No era ya una reina desterrada. No una
reina sin tierras, no, el suyo era un reino inmaterial, era un reino hacia
adentro, y todas las galerías y cavernas de su mente y de su cuerpo ahora le pertenecían.
Y todas y cada una de esas partes era suya y era libre de hacer con ellas lo
que mejor le pareciera. Lo que conocía volvía a ser suyo, y lo que no conocía,
bueno, ese era un camino que tenía que hacer por fuera para poderlo encontrar
por dentro. Por de pronto y hasta donde uno puede imaginar, la extensión de su
reino era infinito.
Hacia el norte; lejos, bien lejos… lejos de ataduras aceradas o leñosas, lejos
de las cuentas de rosarios que se crían entre malvas en España. Dicen que ahora
baila su danza del vientre sobre superficies de hielo; que despliega las
plateadas alas de Isis en el invierno; que la han visto cubierta de velos sobre
lagos helados, danzando descalza. Y dicen que los peces y las ranas y los
sapos, y las algas y las flores cristalizadas se confunden al calor de sus pies
y esperanzados creen estar contemplando la primavera.
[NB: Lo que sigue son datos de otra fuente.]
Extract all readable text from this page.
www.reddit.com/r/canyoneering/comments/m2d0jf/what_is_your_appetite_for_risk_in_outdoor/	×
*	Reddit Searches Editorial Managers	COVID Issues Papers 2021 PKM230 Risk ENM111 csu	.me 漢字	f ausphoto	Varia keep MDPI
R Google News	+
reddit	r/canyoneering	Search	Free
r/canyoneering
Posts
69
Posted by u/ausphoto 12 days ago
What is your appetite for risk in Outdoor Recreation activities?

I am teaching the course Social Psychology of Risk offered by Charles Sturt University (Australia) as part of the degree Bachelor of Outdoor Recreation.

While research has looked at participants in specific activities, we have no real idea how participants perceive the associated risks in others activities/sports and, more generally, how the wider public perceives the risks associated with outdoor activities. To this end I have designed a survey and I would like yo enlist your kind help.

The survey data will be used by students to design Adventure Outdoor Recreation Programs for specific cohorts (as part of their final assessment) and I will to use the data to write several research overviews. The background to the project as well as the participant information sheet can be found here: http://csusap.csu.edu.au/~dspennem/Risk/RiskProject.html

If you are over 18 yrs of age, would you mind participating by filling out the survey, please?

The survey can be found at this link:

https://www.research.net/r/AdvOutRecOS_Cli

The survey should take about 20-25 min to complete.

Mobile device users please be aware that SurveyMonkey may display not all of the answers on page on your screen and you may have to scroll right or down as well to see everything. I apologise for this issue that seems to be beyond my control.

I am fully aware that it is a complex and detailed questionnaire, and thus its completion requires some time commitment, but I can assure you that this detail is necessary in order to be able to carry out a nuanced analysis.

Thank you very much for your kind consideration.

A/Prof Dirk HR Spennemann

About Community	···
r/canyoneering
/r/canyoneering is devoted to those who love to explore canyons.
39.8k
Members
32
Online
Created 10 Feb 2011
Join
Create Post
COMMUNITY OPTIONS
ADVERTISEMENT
Se equivocan; nada hay en
la reina que prediga una estación, la libertad de un tiempo o la esclavitud de un cielo; Dicen también que cuando cuando quiere saber algo, danza con una
calavera que responde al nombre de Yorick. Pero esa calavera que nadie ha visto,
yo sé, que sólo contesta con eco y sólo
obedece ante preguntas retóricas… así que dudo mucho que sea verdad.
Yo
más bien creo, que baila, y cuando baila le pregunta a su cuerpo.
Y
esté donde esté, sustituyó el silencio con un cinturón de cascabeles que suena como sonaban sus cabellos, dando
música a sus pasos al son de sus caderas, que dibujan al moverse bellas cintas de Moebius.